Mahkamah Konstitusi (MK) kembali membuat keputusan
naif. Kali ini keputusan naif MK dijatuhkan pada Rintisan Sekolah Berstandar
Internasional (RSBI) dan Sekolah Berstandar Internasional (SBI). Keputusan MK
membubarkan RSBI dan SBI ibarat ada seorang siswa yang kaki kanannya dilatih
terus untuk menendang bola. Akibatnya kaki kanannya lebih padat dan indah daripada
kaki kirinya. Melihat hal ini maka MK memutuskan untuk memotong kaki kanan
tersebut.
Di mana kenaifan keputusan MK itu? Pertama, alasan
MK membubarkan RSBI dan SBI yang dibacakan oleh hakim Anwar Usman tentang biaya
sekolah yang cenderung mahal. Harus diakui sebagian besar SBI/RSBI cenderung
memungut biaya tambahan besar. Kira-kira, hanya Surabaya yang menggratiskan
seluruh biaya RSBI/SBI. Saya setuju dan sependapat dengan MK agar pungutan
mahal dihapuskan. Mestinya sekolah di RSBI/SBI harus gratis seperti di sekolah
negeri standar lainnya. MK dan pemerintah harus memaksa pemerintah daerah dan
pusat untuk membiayai SBI/RSBI seperti sekolah lainnya.

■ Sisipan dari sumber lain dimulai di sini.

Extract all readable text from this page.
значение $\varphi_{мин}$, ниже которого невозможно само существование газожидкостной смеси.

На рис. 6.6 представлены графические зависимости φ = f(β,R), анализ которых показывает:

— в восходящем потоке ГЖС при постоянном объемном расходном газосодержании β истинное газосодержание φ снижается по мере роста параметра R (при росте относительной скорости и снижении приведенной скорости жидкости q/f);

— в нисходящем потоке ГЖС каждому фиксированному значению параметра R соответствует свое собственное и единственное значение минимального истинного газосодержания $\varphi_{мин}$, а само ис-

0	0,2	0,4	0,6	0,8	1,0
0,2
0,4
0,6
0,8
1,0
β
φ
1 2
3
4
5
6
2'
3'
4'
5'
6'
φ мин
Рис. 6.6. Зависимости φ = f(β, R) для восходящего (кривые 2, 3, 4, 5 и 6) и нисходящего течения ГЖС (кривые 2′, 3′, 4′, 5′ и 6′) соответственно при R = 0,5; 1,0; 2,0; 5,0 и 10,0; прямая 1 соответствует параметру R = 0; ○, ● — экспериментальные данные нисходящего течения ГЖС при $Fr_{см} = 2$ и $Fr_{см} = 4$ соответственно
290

Hanya, perlu dicatat, yang cenderung tidak bisa
belajar di SBI/RSBI tidak hanya anak orang miskin, tetapi anak orang kaya
(sebenarnya menengah atas dan atau menengah) pun tidak bisa. Anak orang kaya
sekali biasanya sekolah di sekolah swasta yang mahal dan di luar negeri. Jika
anak orang kaya nilai UN- nya jelek atau di bawah persyaratan RSBI/SBI maka
otomatis dia tidak bisa masuk SBI/RSBI.
Anak yang sekolah di RSBI/SBI ditentukan oleh
nilai UN dan tes masuk RSBI/SBI. Ini artinya siswa yang diterima di RSBI/SBI
ditentukan oleh kemampuan akademiknya dan bukan semata-mata karena faktor kaya
dan miskin. Kalau ternyata realitasnya berdampak banyak yang masuk adalah anak
orang kaya maka anak orang miskin yang nilai UN-nya bagus dan hasil tes masuk
RSBI/SBI bagus (harusnya) bisa dibiayai negara.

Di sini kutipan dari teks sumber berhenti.